Meta description: Teluk Cenderawasih National Park in West Papua is Indonesia’s largest national park from so many aspects. Curious? Let’s read about the park here!
As one of the world’s largest archipelago countries, Indonesia takes up the spot of the country with the fourth largest human population on the world and is home to a significant amount of global flora and fauna biodiversity. To ensure the preservation and longevity of such biodiversity, many national parks have been built across the country, where each of them is tasked with preserving their local biodiversity. So, in this article, we’d like to tell you about Indonesia’s largest national maritime park: Teluk Cenderawasih National Park from West Papua!
First established in 2002 by Indonesia’s Ministry of Forestry, the national park is one of the largest national parks in Indonesia in terms of its area size. Spanning over 14.535 km2, the majority of the area’s biodiversity is marine life. The number of species within the local marine ecosystem is amazing; in fact, it can actually be considered a potential World Heritage Site due to its outstanding biodiversity.
Teluk Cenderawasih National Park in West Papua
So, how did this national park in West Papua come into being? Originally, the national park was first established as a marine nature reserve in 1990. Gradually, due to the significant level of biodiversity in Teluk Cenderawasih, the status was upgraded into the National Park designation by 1993 until its formal declaration as Teluk Cenderawasih National Park in 2002 by the Ministry of Forestry.
The preserved flora
Considering that this national park is mainly a maritime national park, it is out of the question that the majority of ecosystem variety in Teluk Cenderawasih National Park is dominated by marine life (although land ecosystem exists as well). Upon closer inspection, most of the biodiversity in the national park is related to the seas in West Papua.
In this regard, the forests in the national park are closely located to the sea along with the mangrove forests. Mangrove species are abundant in the coastal forests, such as Avicennia, sp; Rhizopora, sp; Bruguier asp; Baringtonia sp, and Soneratia sp.
Other than mangrove forests, many seagrass species can be found in the national park as well. Different seagrass species like Thalassia sp, Enhalus sp, Cymodeca sp, Siringodium sp, and Halpoilla sp can also be found in the national park.
The fauna biodiversity
If you might wonder why we put the corals’ section into this part, corals are actually animals! They are multicellular, eat other organisms for sustenance, have an internal digestive system, create embryos, and move by themselves.

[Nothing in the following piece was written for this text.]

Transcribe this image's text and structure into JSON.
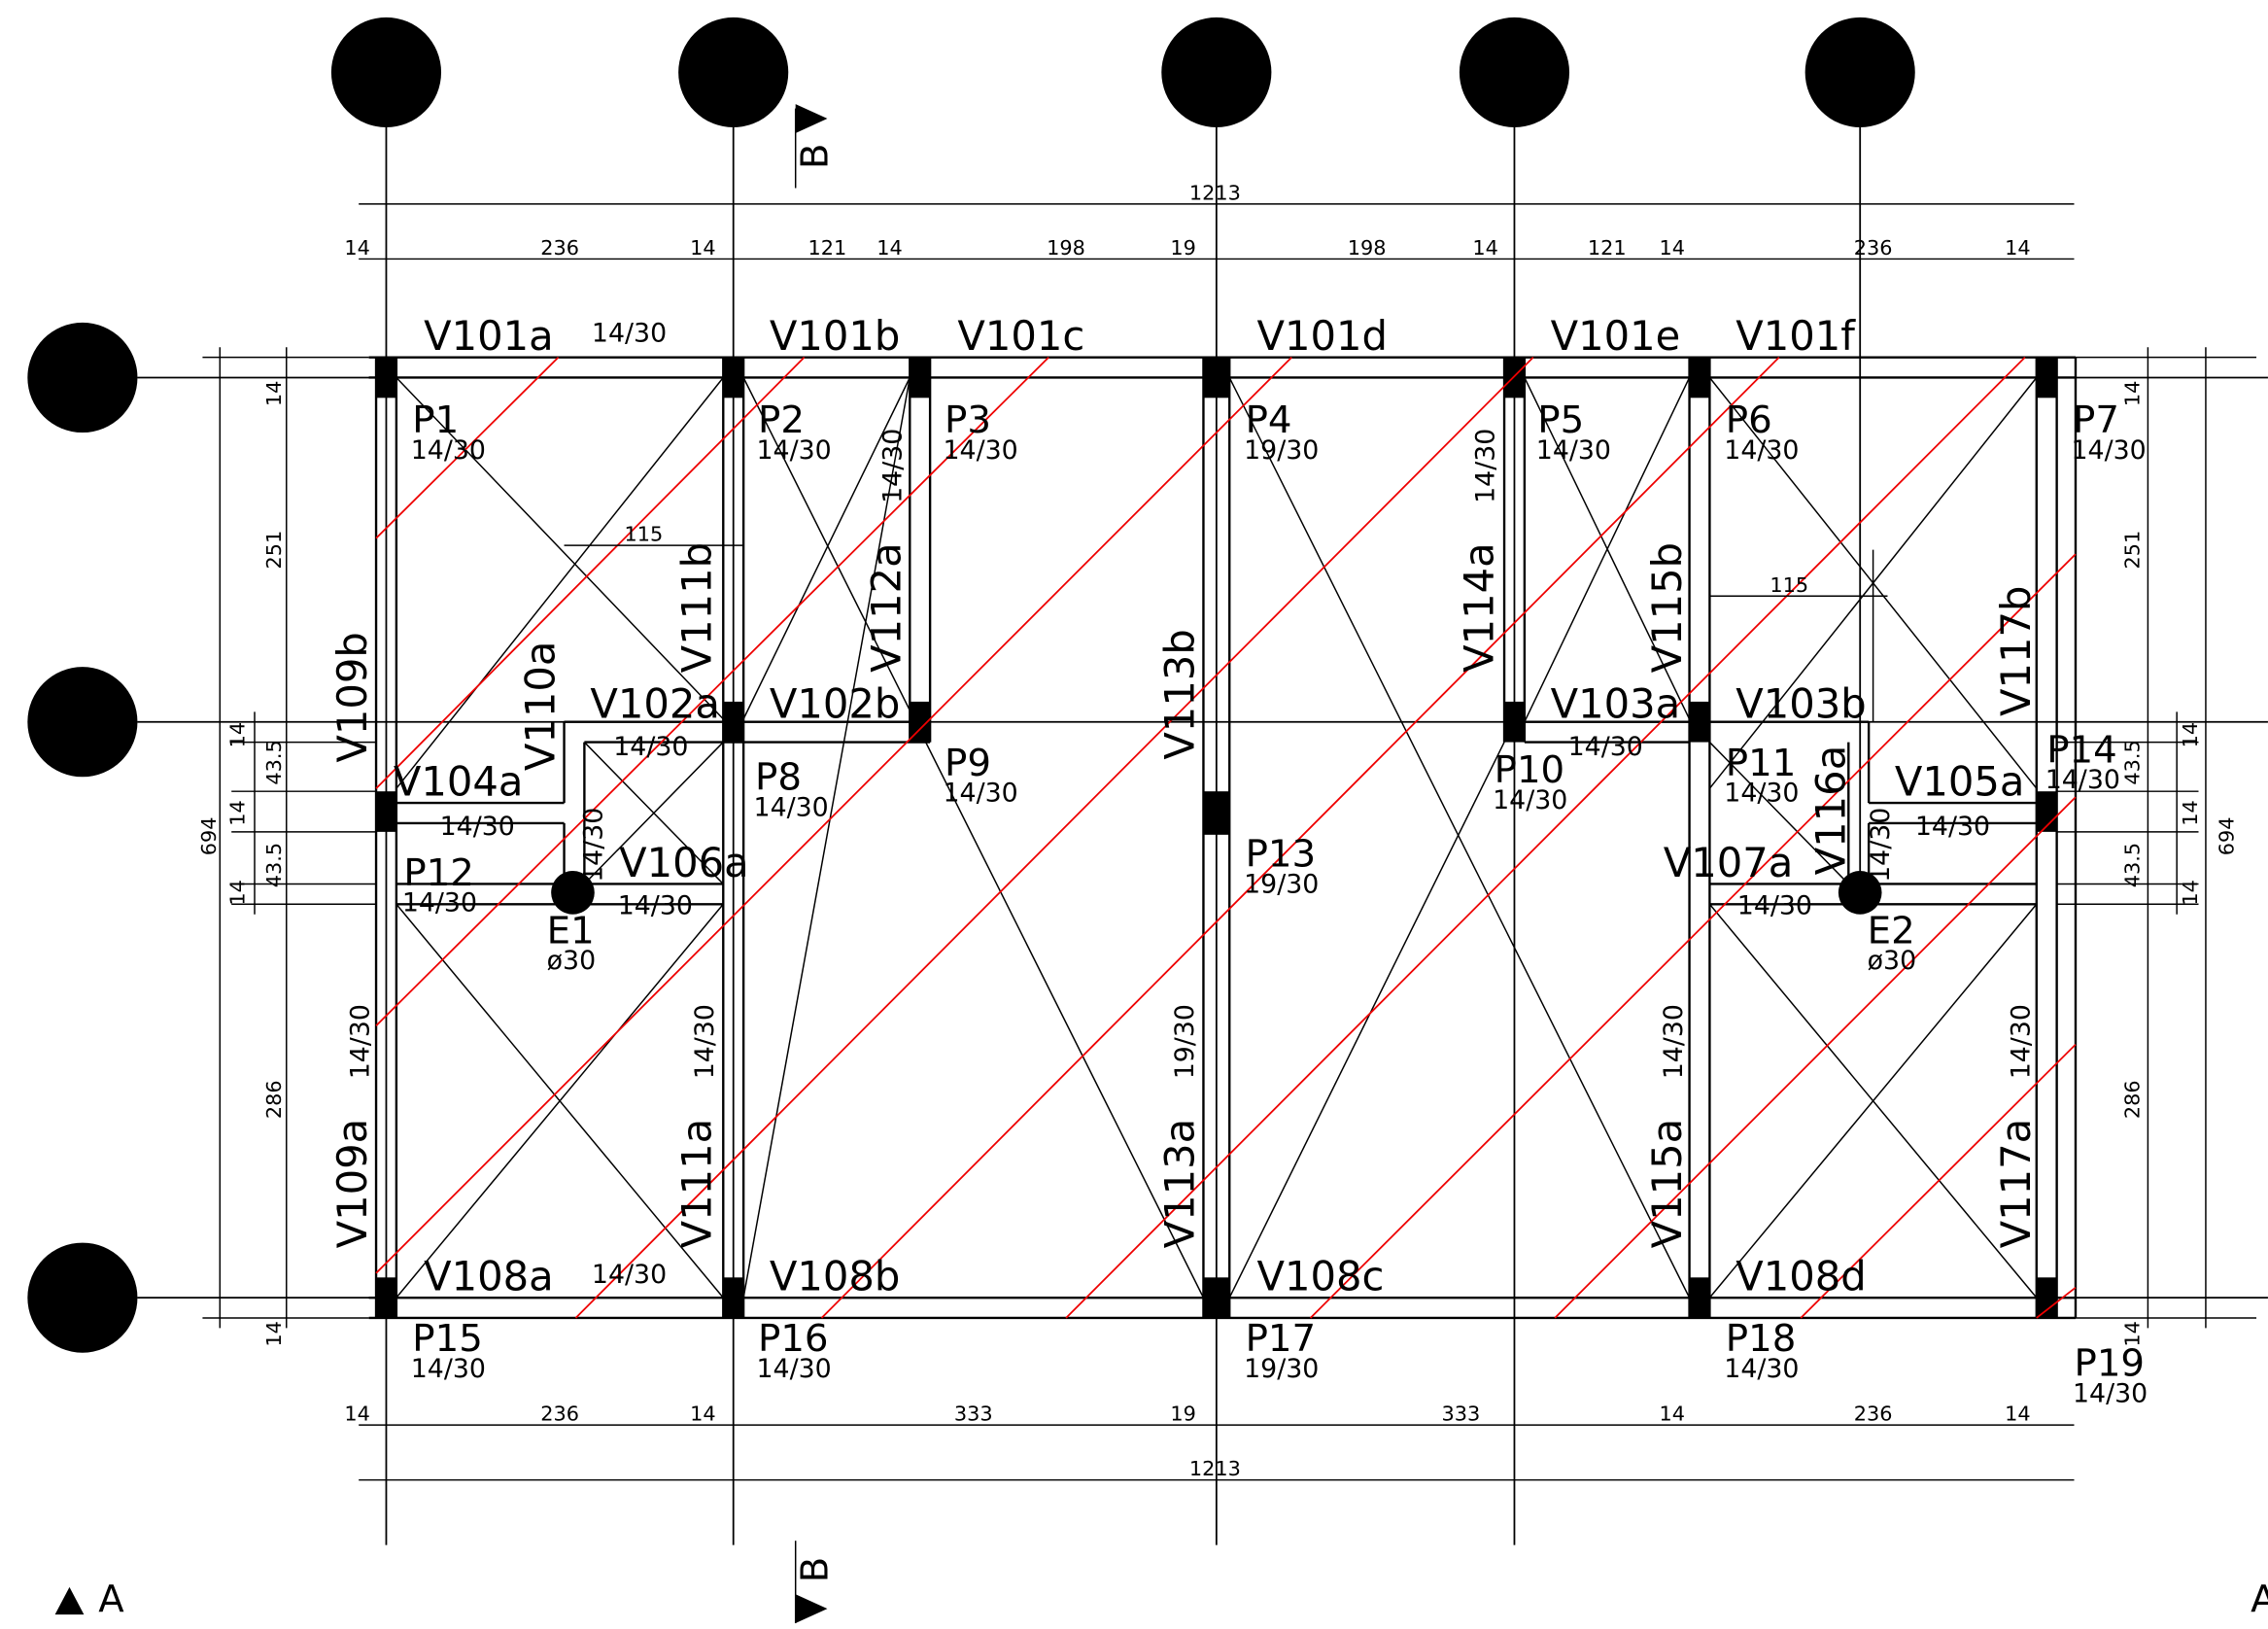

What’s more amazing is that there are more than 200 species of corals in the Teluk Cenderawasih National Park alone! Differentiated into 67 different genera, the types of corals in the national park span from the blue coral colony (Heliopora coenela), soft corals (Sacroplyton sp) to reef slop zone corals like Leptoseris spp, Montipora spp, and Oxypora spp.
The fishes that live in the national park also have the same amount of species as the corals. With more than 200 species that have been identified thus far, there are butterflyfish, clownfish, damselfish, parrotfish, sharks (including whale sharks), and rabbitfish. Amazing, isn’t it?
If you like turtles, there are also many of them like in the national park! In the park, there are turtles like green turtle, hawksbill turtle, leatherback turtle, and the olive ridley turtle.
Marine mammals also live in the area (in case you’re wondering), such as blue dolphins, dugong, and blue whales.
Of course, the preservation attempt in the national park would’ve been impossible without the involvement of the people living in the area within Teluk Cenderawasih National Park! The preservation attempts involve the government, but the local society is also actively participating to ensure that the biodiversity in the national park remains preserved.
To ensure that the balance between the natural flora and fauna is accounted for, the local preservation body has attempted efforts in species inventory. To this end, the national park’s governing body, Major Hall of Teluk Cenderawasih National Park (BBTNTC), cooperates with different parties to ensure that all numbers of the park’s flora and fauna are identifiable.
Usually, these inventory attempts try to measure and identify each species’ type, population, habitat condition, endemicity, potential threats from other species, and many more. To do that, experts determine these characteristics by dividing the area into segmentations so that their population concentrations can be identified.
Apart from inventory, seagrass cultivation is also one of the main focuses of the national park’s activities. Seagrass can be a major source of income for the local population as well as a living habitat for the fauna in the park. Moreover, seagrass can absorb carbon emissions, which is very useful in helping the world prevent the bad effects of global warming!
From the explanation above, now we see how Teluk Cenderawasih National Park stands as not only the biodiversity pride of West Papua but also to the whole country. Let’s keep hoping that their preservation efforts will make great results for the world’s living sustainability!